Recent New Hampshire Supreme Court Case Places Limits on Planning Boards’ Site Review Authority

Tuesday, January 8, 2019

In Trustees of Dartmouth College v. Town of Hanover, _____ N.H. _____ (2018), decided November 6, 2018, the New Hampshire Supreme Court reversed the decision of the trial court, which had upheld the Hanover Planning Board’s decision denying Dartmouth College’s proposed construction of a new Indoor Practice Facility (“IPF”). Dartmouth sought approval for a 69,860 square foot IPF within the College’s existing athletic complex located in Hanover’s Institutional Zoning District (in which athletic facilities were an allowed use). The Planning Board, in a 4-1 decision, denied the site plan application on the grounds that it: (1) did not conform with the Hanover Master Plan; (2) negatively impacted abutters, the neighborhood, and others; and (3) did not promote the harmonious and aesthetically pleasing development of the town. The trial court upheld the Planning Board’s decision, finding that it was not unreasonable or unlawful.

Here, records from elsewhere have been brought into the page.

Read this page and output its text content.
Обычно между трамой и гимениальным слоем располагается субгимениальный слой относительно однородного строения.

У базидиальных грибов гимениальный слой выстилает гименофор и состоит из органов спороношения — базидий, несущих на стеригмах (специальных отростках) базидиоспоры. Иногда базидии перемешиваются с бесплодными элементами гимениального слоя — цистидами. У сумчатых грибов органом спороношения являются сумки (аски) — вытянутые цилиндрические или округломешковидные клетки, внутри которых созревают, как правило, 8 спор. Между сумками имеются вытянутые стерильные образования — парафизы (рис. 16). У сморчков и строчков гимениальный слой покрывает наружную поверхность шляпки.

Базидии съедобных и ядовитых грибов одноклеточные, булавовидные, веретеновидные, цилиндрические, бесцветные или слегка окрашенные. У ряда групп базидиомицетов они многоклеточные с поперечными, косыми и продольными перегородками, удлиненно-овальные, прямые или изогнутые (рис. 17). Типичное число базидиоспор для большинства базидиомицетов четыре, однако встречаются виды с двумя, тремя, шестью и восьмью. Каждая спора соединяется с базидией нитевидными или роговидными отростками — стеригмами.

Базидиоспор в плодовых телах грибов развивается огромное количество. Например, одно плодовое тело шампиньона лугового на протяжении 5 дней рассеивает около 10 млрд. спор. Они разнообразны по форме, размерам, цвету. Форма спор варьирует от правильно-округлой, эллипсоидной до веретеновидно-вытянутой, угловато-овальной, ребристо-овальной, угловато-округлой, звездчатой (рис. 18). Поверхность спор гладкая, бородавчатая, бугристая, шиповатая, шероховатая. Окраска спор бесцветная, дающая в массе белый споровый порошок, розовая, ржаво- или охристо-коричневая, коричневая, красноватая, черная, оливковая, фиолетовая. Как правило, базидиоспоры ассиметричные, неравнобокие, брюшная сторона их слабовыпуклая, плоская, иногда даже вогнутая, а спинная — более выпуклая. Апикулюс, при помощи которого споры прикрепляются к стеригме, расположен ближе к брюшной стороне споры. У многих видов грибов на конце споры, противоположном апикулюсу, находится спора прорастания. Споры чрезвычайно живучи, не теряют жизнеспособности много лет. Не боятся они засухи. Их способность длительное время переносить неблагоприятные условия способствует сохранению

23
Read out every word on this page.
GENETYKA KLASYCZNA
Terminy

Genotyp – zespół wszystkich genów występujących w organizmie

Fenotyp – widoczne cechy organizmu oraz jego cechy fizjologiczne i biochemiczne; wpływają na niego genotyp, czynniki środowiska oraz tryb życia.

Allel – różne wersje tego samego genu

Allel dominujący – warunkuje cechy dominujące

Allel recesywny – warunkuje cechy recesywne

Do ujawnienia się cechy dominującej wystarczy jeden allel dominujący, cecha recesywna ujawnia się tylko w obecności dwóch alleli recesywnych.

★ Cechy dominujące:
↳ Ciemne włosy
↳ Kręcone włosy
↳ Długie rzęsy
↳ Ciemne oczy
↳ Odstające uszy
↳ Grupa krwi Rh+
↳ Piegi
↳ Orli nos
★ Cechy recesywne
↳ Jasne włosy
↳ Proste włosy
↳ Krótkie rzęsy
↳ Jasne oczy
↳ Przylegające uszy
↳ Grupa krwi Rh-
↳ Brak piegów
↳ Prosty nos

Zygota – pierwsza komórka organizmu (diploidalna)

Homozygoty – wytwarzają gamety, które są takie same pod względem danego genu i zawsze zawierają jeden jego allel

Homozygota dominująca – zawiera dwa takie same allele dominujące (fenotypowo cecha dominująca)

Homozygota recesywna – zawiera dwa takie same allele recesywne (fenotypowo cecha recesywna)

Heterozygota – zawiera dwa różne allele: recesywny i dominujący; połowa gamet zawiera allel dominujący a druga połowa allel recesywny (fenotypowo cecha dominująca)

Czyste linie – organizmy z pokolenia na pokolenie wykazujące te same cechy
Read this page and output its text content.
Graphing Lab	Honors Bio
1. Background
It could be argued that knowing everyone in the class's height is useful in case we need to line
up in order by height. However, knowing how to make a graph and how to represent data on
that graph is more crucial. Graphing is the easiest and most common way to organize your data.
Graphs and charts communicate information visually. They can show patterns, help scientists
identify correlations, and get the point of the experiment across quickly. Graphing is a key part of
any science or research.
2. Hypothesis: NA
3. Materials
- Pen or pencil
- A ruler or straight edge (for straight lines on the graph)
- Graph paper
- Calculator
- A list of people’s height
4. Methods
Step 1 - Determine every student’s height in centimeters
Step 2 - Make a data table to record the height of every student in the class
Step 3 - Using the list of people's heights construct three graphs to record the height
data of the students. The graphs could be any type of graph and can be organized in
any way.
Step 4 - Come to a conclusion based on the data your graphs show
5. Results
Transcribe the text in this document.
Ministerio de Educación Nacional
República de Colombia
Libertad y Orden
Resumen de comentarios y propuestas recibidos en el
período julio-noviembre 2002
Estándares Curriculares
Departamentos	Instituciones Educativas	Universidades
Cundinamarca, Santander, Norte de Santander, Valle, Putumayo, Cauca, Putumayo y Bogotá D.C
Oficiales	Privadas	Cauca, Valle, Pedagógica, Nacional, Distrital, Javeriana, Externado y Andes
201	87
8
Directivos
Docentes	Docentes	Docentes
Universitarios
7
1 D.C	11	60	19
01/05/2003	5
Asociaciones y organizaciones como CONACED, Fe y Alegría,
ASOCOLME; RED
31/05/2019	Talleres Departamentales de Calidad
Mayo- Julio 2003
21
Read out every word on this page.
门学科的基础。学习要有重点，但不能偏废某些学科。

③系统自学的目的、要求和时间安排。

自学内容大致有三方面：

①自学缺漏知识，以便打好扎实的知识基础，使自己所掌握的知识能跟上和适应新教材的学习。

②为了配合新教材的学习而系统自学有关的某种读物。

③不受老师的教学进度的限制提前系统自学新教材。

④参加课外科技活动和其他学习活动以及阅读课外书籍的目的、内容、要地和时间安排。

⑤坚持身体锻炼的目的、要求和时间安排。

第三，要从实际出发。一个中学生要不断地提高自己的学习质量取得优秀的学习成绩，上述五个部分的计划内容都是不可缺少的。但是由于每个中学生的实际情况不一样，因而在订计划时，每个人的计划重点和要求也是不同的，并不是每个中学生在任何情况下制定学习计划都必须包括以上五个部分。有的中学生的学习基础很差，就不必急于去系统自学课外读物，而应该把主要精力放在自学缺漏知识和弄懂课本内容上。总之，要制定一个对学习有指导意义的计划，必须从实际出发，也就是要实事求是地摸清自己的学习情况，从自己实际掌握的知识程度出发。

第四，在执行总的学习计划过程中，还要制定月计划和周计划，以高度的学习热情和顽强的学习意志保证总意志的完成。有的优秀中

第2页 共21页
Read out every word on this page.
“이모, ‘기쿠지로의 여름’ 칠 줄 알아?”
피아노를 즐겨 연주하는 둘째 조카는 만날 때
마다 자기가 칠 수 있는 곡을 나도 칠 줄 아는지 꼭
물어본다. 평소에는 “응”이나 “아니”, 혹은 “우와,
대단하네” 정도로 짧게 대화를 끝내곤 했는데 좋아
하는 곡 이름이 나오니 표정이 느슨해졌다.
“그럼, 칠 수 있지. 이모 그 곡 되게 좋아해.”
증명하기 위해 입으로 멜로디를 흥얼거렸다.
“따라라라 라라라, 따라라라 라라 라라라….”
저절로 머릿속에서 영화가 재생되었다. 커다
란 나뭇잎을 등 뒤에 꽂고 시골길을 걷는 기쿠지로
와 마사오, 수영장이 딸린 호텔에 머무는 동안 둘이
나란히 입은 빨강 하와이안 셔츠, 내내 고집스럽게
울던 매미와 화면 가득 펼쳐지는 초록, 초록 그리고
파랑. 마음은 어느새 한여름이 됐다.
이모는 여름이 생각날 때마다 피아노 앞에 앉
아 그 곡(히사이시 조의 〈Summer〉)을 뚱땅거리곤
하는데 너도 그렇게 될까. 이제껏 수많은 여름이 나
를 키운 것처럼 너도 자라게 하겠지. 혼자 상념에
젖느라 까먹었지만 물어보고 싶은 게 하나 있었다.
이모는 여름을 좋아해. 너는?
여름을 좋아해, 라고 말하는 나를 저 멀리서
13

The Supreme Court, however, overturned the Superior Court’s decision, finding that a reasonable person could not have reached the same decision based on the evidence before the Planning Board. The Supreme Court held that the Planning Board members had improperly denied the College’s site plan application based upon ad hoc reasoning characterized by conclusory statements and personal feelings unsupported by the evidence.

The case provides a number of issues for planning board members to consider when they are reviewing a site plan application, including the following:
  1. Though a planning board is entitled to rely in part on its members’ own judgment and experience when acting upon a site plan application, the decision cannot be based solely upon personal opinions or “vague concerns” of its members.
  2. Although on appeal a planning board’s factual findings are considered prima facie lawful and unreasonable, personal opinions and vague concerns are not factfinding entitled to deference.
  3. A planning board cannot deny a proposed use simply because its members do not feel that the use is appropriate, where the use is allowed in the applicable zoning district.
  4. A planning board cannot deny an application based upon general concerns if specific standards in the zoning ordinance addressing those concerns have been met. (For example, the Hanover Planning Board had denied the proposed IPF on the ground that it was too large and imposing, despite the building’s compliance with the zoning ordinance’s specific provisions relating to a structure’s height and size.)
  5. If a use is permitted by the zoning ordinance, it cannot be barred by the site review process unless the use would create unusual public health, safety, or welfare concerns.
The case signals a subtle shift in the New Hampshire Supreme Court in favor of individual property rights (versus a planning board’s regulatory authority). This does not mean that a planning board cannot impose conditions that are reasonably designed to promote the public health, safety, or welfare. But where a proposed project meets the objective requirements of the zoning ordinance, a planning board must base a denial of that project upon specific facts showing a substantial risk of harm to the public health, safety, or welfare.